Conformité & RGPD Fraude documentaire

Aides d'État : Quand l'IA Générative Dépasse les Contrôles de l'Administration

Matteo Chevalier

Cet article est rédigé à des fins exclusivement informatives et pédagogiques. Il ne constitue pas un conseil juridique et ne saurait se substituer à l'avis d'un professionnel du droit.

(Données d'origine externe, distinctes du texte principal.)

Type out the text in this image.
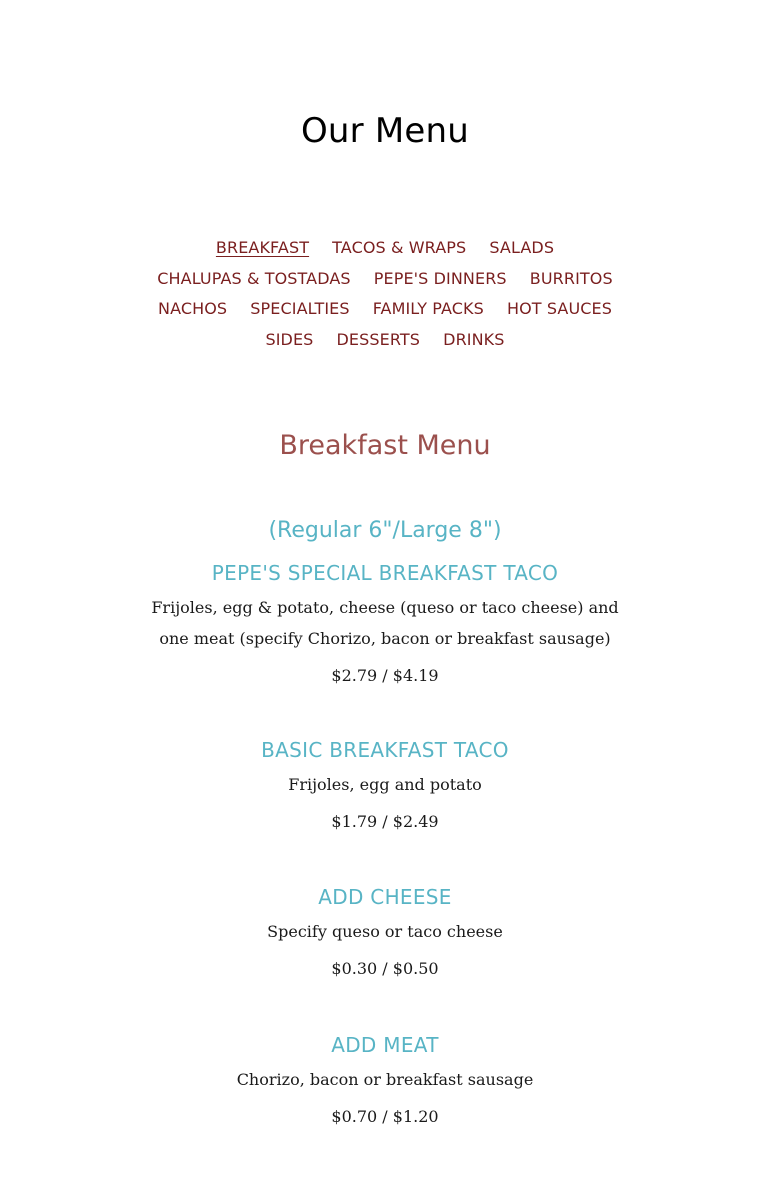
Our Menu
BREAKFAST TACOS & WRAPS SALADS
CHALUPAS & TOSTADAS PEPE'S DINNERS BURRITOS
NACHOS SPECIALTIES FAMILY PACKS HOT SAUCES
SIDES DESSERTS DRINKS
Breakfast Menu
(Regular 6"/Large 8")
PEPE'S SPECIAL BREAKFAST TACO
Frijoles, egg & potato, cheese (queso or taco cheese) and one meat (specify Chorizo, bacon or breakfast sausage)
$2.79 / $4.19
BASIC BREAKFAST TACO
Frijoles, egg and potato
$1.79 / $2.49
ADD CHEESE
Specify queso or taco cheese
$0.30 / $0.50
ADD MEAT
Chorizo, bacon or breakfast sausage
$0.70 / $1.20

Les informations présentées reflètent l'état des textes à la date de publication et sont susceptibles d'évoluer.

Aides d'État : Quand l'IA Générative Dépasse les Contrôles de l'Administration

Faux dossiers sociaux : l'IA dépasse les contrôles

Cet article s'appuie sur des données publiées par le HCFiPS, le Government Accountability Office américain, Entrust, InScribe et l'OCDE. Il synthétise des constats issus de sources publiques et de cas d'usage observés dans les workflows de protection sociale en Europe.

Note d'information — Les données statistiques citées dans cet article proviennent de sources tierces publiques dont les références figurent en bas de page. DeepForgery ne garantit pas l'exactitude ni l'exhaustivité de ces données. Les scénarios et cas décrits dans cet article sont présentés à titre illustratif uniquement ; ils ne constituent pas une garantie de résultats et ne sauraient engager la responsabilité de DeepForgery quant aux performances obtenues dans un déploiement particulier. Les résultats effectifs d'un dispositif de détection dépendent des conditions propres à chaque organisme, du volume et de la nature des dossiers traités, et des paramètres de configuration retenus.

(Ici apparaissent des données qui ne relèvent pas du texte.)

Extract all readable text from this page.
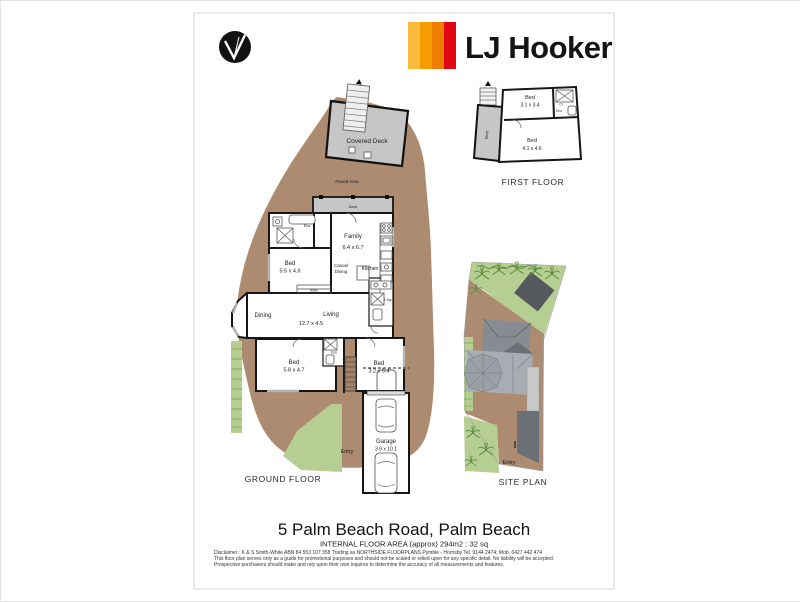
LJ Hooker
Covered Deck
Paved Area
Deck
Ens
Robe
L'dry
Ens
Entry
Garage
3.9 x 10.1
Bed
5.5 x 4.6
Family
6.4 x 6.7
Casual
Dining	Kitchen
Dining	Living
12.7 x 4.5
Bed
5.8 x 4.7
Bed
3.2 x 5.4
GROUND FLOOR
Deck
Cl
Ens
Bed
3.1 x 3.4
Bed
4.1 x 4.6
FIRST FLOOR
Entry
SITE PLAN
5 Palm Beach Road, Palm Beach
INTERNAL FLOOR AREA (approx) 294m2 : 32 sq
Disclaimer : K & S Smith-White ABN 84 553 107 358 Trading as NORTHSIDE FLOORPLANS Pymble - Hornsby Tel. 9144 2474; Mob. 0427 442 474
This floor plan serves only as a guide for promotional purposes and should not be scaled or relied upon for any specific detail. No liability will be accepted.
Prospective purchasers should make and rely upon their own inquires to determine the accuracy of all measurements and features.
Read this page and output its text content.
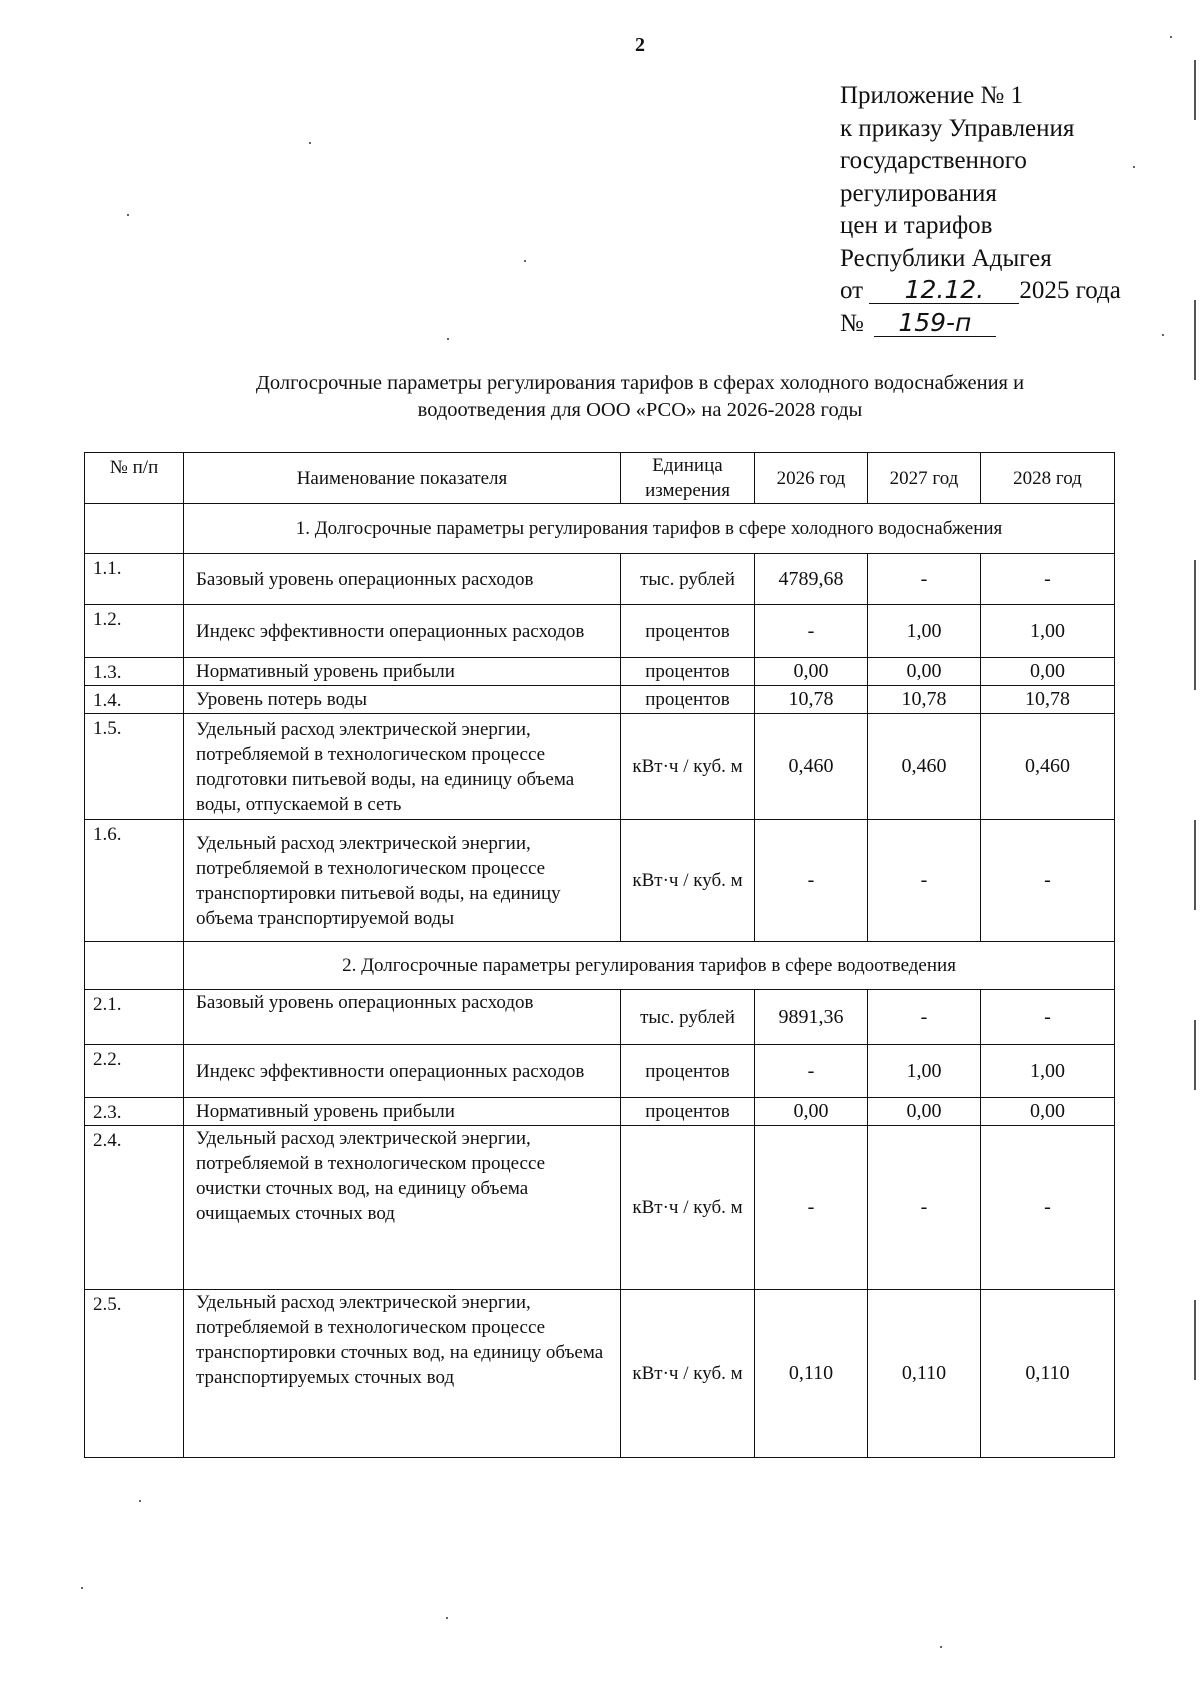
2
Приложение № 1
к приказу Управления
государственного
регулирования
цен и тарифов
Республики Адыгея
от 12.12. 2025 года
№ 159-п
Долгосрочные параметры регулирования тарифов в сферах холодного водоснабжения и
водоотведения для ООО «РСО» на 2026-2028 годы
№ п/п	Наименование показателя	Единица измерения	2026 год	2027 год	2028 год
	1. Долгосрочные параметры регулирования тарифов в сфере холодного водоснабжения				
1.1.	Базовый уровень операционных расходов	тыс. рублей	4789,68	-	-
1.2.	Индекс эффективности операционных расходов	процентов	-	1,00	1,00
1.3.	Нормативный уровень прибыли	процентов	0,00	0,00	0,00
1.4.	Уровень потерь воды	процентов	10,78	10,78	10,78
1.5.	Удельный расход электрической энергии, потребляемой в технологическом процессе подготовки питьевой воды, на единицу объема воды, отпускаемой в сеть	кВт·ч / куб. м	0,460	0,460	0,460
1.6.	Удельный расход электрической энергии, потребляемой в технологическом процессе транспортировки питьевой воды, на единицу объема транспортируемой воды	кВт·ч / куб. м	-	-	-
	2. Долгосрочные параметры регулирования тарифов в сфере водоотведения				
2.1.	Базовый уровень операционных расходов	тыс. рублей	9891,36	-	-
2.2.	Индекс эффективности операционных расходов	процентов	-	1,00	1,00
2.3.	Нормативный уровень прибыли	процентов	0,00	0,00	0,00
2.4.	Удельный расход электрической энергии, потребляемой в технологическом процессе очистки сточных вод, на единицу объема очищаемых сточных вод	кВт·ч / куб. м	-	-	-
2.5.	Удельный расход электрической энергии, потребляемой в технологическом процессе транспортировки сточных вод, на единицу объема транспортируемых сточных вод	кВт·ч / куб. м	0,110	0,110	0,110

Un dossier entre dans votre GED (Gestion Électronique de Documents). Fiche de paie, relevé bancaire, justificatif de domicile, lettre d'employeur — tout s'emboîte. Les montants concordent, l'adresse est cohérente, la mise en page est impeccable.

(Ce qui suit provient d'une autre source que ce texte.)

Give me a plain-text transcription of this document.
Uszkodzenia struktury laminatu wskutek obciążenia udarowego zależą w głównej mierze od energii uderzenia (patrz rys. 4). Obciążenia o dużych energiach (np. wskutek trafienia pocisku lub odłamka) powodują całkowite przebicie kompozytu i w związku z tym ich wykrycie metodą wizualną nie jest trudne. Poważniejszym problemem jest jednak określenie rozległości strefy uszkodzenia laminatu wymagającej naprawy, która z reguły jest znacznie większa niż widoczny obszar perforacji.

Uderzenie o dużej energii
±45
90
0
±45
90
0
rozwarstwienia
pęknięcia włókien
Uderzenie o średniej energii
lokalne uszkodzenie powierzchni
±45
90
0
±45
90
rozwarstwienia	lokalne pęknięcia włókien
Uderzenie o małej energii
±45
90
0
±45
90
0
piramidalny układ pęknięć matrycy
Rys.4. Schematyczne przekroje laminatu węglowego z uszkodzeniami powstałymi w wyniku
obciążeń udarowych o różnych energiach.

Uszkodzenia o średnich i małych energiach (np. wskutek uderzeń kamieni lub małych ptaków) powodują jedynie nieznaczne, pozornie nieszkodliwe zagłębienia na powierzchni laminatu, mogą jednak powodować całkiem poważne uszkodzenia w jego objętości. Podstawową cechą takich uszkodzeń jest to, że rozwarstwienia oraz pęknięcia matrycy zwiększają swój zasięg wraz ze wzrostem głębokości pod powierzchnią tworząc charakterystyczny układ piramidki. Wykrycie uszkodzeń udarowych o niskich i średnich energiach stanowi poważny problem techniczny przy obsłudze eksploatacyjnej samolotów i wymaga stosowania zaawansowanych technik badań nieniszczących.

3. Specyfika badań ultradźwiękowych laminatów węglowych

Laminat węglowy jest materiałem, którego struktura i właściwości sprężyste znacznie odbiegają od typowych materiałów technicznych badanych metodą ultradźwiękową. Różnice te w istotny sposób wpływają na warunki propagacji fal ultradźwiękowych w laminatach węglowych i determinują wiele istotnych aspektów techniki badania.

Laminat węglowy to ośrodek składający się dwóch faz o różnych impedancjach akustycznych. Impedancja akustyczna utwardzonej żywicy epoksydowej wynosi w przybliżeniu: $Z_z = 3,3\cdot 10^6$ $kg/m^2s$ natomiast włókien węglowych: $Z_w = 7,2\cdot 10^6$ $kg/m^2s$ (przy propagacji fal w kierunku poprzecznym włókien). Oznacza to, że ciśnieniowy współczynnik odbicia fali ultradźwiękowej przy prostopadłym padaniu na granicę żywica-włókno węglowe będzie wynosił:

Votre agent instruit. Valide. La prestation est versée.

Ce que personne n'a vu : les quatre documents ont été générés en moins d'une heure par un outil d'IA générative accessible en ligne pour onze euros par mois. [Qlarant — AI Generated Fraud to Keep an Eye On in 2026 (2026)]

Ce scénario n'est pas une hypothèse. C'est la réalité documentée par les équipes de contrôle dans les caisses d'allocations, les organismes de retraite, les services d'instruction des minima sociaux et les opérateurs du marché de l'emploi en France et en Europe.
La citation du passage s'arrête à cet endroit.